The ACP provides eligible households with a rebate of up to $30 per month for Internet access and up to $75 per month for tribal homes. In addition, eligible households who are eligible for other assistance programs such as Lifeline, SNAP and others will receive a rebate of up to $100 for laptops/desktops or tablets. Affordable internet plans and access to a device are the two biggest barriers to entry.

Since the Affordable Connectivity Program launched in late 2021, over 17 million American homes have signed up. The AKP has helped make tangible progress in bridging the digital divide. A 2021 study by Pew Research shows how important these benefits are to underserved communities across the United States. For example, Pew’s data shows that only 67% of Hispanic adults reported owning a computer, while only 65% ​​reported having an Internet connection at home.

Another study published by the National League of Cities confirms the reason for this digital divide. NLC reports that 25% of Hispanics (compared to 19% of the US population as a whole) cited the price of Internet access as the top reason for not being online.

Florida is a good example of ACP success. The Sunshine State has one of the highest AKP enrollments in the US with over 1.2 million enrolled homes.

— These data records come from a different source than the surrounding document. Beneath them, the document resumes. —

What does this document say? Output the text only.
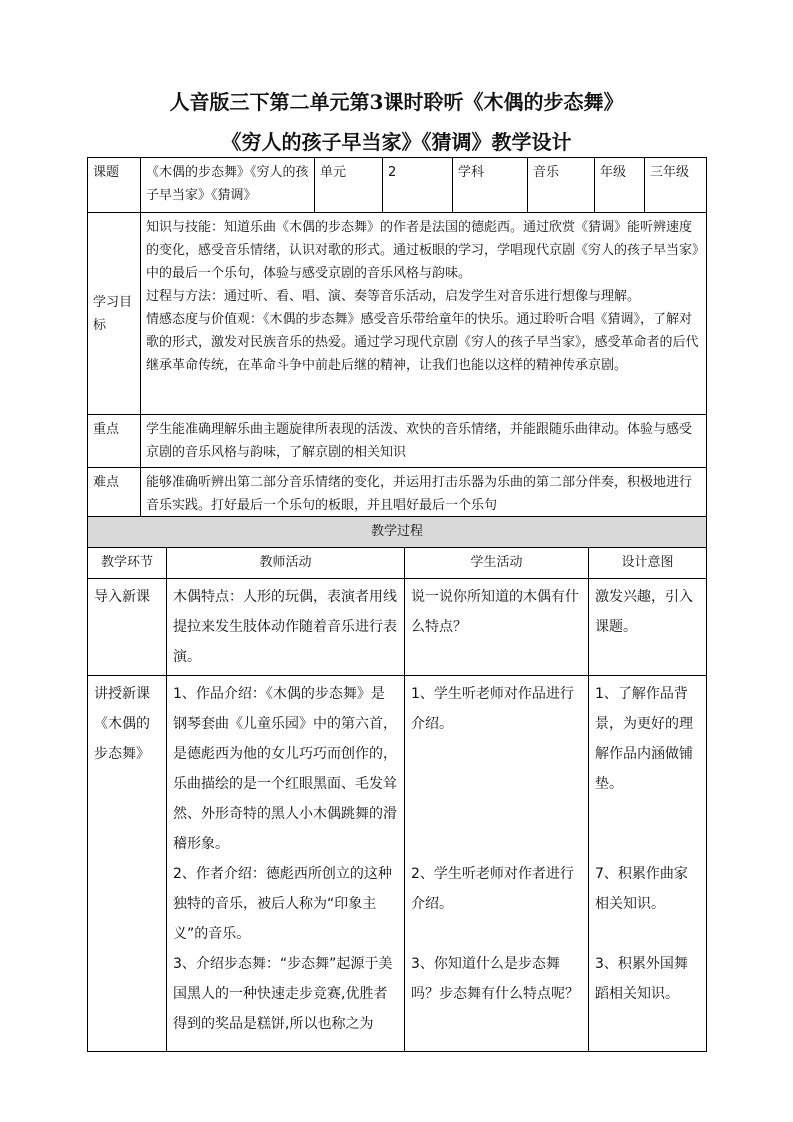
人音版三下第二单元第3课时聆听《木偶的步态舞》
《穷人的孩子早当家》《猜调》教学设计
课题	《木偶的步态舞》《穷人的孩子早当家》《猜调》	单元	2	学科	音乐	年级	三年级
学习目标	知识与技能：知道乐曲《木偶的步态舞》的作者是法国的德彪西。通过欣赏《猜调》能听辨速度的变化，感受音乐情绪，认识对歌的形式。通过板眼的学习，学唱现代京剧《穷人的孩子早当家》中的最后一个乐句，体验与感受京剧的音乐风格与韵味。
过程与方法：通过听、看、唱、演、奏等音乐活动，启发学生对音乐进行想像与理解。
情感态度与价值观：《木偶的步态舞》感受音乐带给童年的快乐。通过聆听合唱《猜调》，了解对歌的形式，激发对民族音乐的热爱。通过学习现代京剧《穷人的孩子早当家》，感受革命者的后代继承革命传统，在革命斗争中前赴后继的精神，让我们也能以这样的精神传承京剧。						

重点	学生能准确理解乐曲主题旋律所表现的活泼、欢快的音乐情绪，并能跟随乐曲律动。体验与感受京剧的音乐风格与韵味，了解京剧的相关知识						
难点	能够准确听辨出第二部分音乐情绪的变化，并运用打击乐器为乐曲的第二部分伴奏，积极地进行音乐实践。打好最后一个乐句的板眼，并且唱好最后一个乐句						
教学过程			
教学环节	教师活动	学生活动	设计意图
导入新课	木偶特点：人形的玩偶，表演者用线提拉来发生肢体动作随着音乐进行表演。	说一说你所知道的木偶有什么特点？	激发兴趣，引入课题。

讲授新课《木偶的步态舞》	1、作品介绍：《木偶的步态舞》是钢琴套曲《儿童乐园》中的第六首，是德彪西为他的女儿巧巧而创作的，乐曲描绘的是一个红眼黑面、毛发耸然、外形奇特的黑人小木偶跳舞的滑稽形象。
2、作者介绍：德彪西所创立的这种独特的音乐，被后人称为“印象主义”的音乐。
3、介绍步态舞：“步态舞”起源于美国黑人的一种快速走步竞赛,优胜者得到的奖品是糕饼,所以也称之为	1、学生听老师对作品进行介绍。
2、学生听老师对作者进行介绍。
3、你知道什么是步态舞吗？步态舞有什么特点呢？	1、了解作品背景，为更好的理解作品内涵做铺垫。
7、积累作曲家相关知识。
3、积累外国舞蹈相关知识。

However, as more and more eligible households sign up, a major challenge looms. The AKP funds are expected to be used up in March 2024. If Congress allows this to happen, it would be making an incredible, unforced error and putting millions of lower-income American households on the wrong side of the digital divide.

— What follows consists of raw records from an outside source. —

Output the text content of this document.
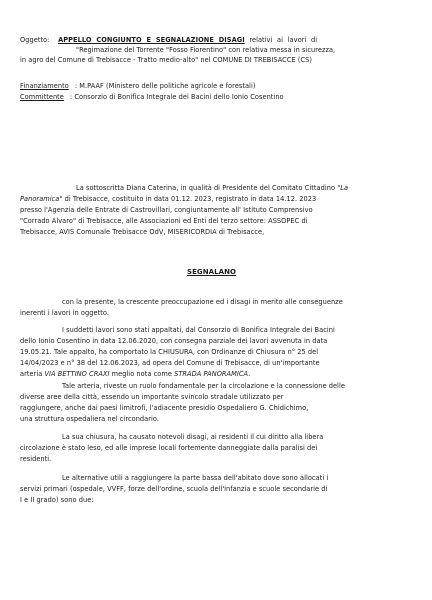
Oggetto: APPELLO CONGIUNTO E SEGNALAZIONE DISAGI relativi ai lavori di
"Regimazione del Torrente "Fosso Fiorentino" con relativa messa in sicurezza,
in agro del Comune di Trebisacce - Tratto medio-alto" nel COMUNE DI TREBISACCE (CS)
Finanziamento : M.PAAF (Ministero delle politiche agricole e forestali)
Committente : Consorzio di Bonifica Integrale dei Bacini dello Ionio Cosentino
La sottoscritta Diana Caterina, in qualità di Presidente del Comitato Cittadino "La
Panoramica" di Trebisacce, costituito in data 01.12. 2023, registrato in data 14.12. 2023
presso l'Agenzia delle Entrate di Castrovillari, congiuntamente all' Istituto Comprensivo
"Corrado Alvaro" di Trebisacce, alle Associazioni ed Enti del terzo settore: ASSOPEC di
Trebisacce, AVIS Comunale Trebisacce OdV, MISERICORDIA di Trebisacce,
SEGNALANO
con la presente, la crescente preoccupazione ed i disagi in merito alle conseguenze
inerenti i lavori in oggetto.
I suddetti lavori sono stati appaltati, dal Consorzio di Bonifica Integrale dei Bacini
dello Ionio Cosentino in data 12.06.2020, con consegna parziale dei lavori avvenuta in data
19.05.21. Tale appalto, ha comportato la CHIUSURA, con Ordinanze di Chiusura n° 25 del
14/04/2023 e n° 38 del 12.06.2023, ad opera del Comune di Trebisacce, di un'importante
arteria VIA BETTINO CRAXI meglio nota come STRADA PANORAMICA.
Tale arteria, riveste un ruolo fondamentale per la circolazione e la connessione delle
diverse aree della città, essendo un importante svincolo stradale utilizzato per
raggiungere, anche dai paesi limitrofi, l'adiacente presidio Ospedaliero G. Chidichimo,
una struttura ospedaliera nel circondario.
La sua chiusura, ha causato notevoli disagi, ai residenti il cui diritto alla libera
circolazione è stato leso, ed alle imprese locali fortemente danneggiate dalla paralisi dei
residenti.
Le alternative utili a raggiungere la parte bassa dell'abitato dove sono allocati i
servizi primari (ospedale, VVFF, forze dell'ordine, scuola dell'infanzia e scuole secondarie di
I e II grado) sono due:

The impact on education cannot be overstated. Millions of students who were given the opportunity to prioritize their education at ACP would be left behind. A basic policy that should not be disputed is that every child in the United States should have access to a quality education. In our modern world, a good education requires internet access.

Internet access not only fuels the success of American students of all economic backgrounds, it also fuels economic opportunity. Small businesses are a good example, as not only do they continue to be the primary source of job creation in the United States, but they are also a key component in fostering economic opportunity in underserved communities. Broadband access means jobs, opportunities and a chance for personal self-determination.

Additional government spending isn’t always the solution that spend-savvy politicians want. Encouraging innovation and greater private sector development should always be a priority, especially in underserved communities. At the same time, programs like ACP, which have successfully promoted educational and economic opportunity through connectivity for nearly 17 million American homes, truly deserve congressional support.

Mario H. Lopez is President of the Hispanic Leadership Fund, a public policy organization dedicated to promoting freedom, opportunity, and prosperity for all Americans.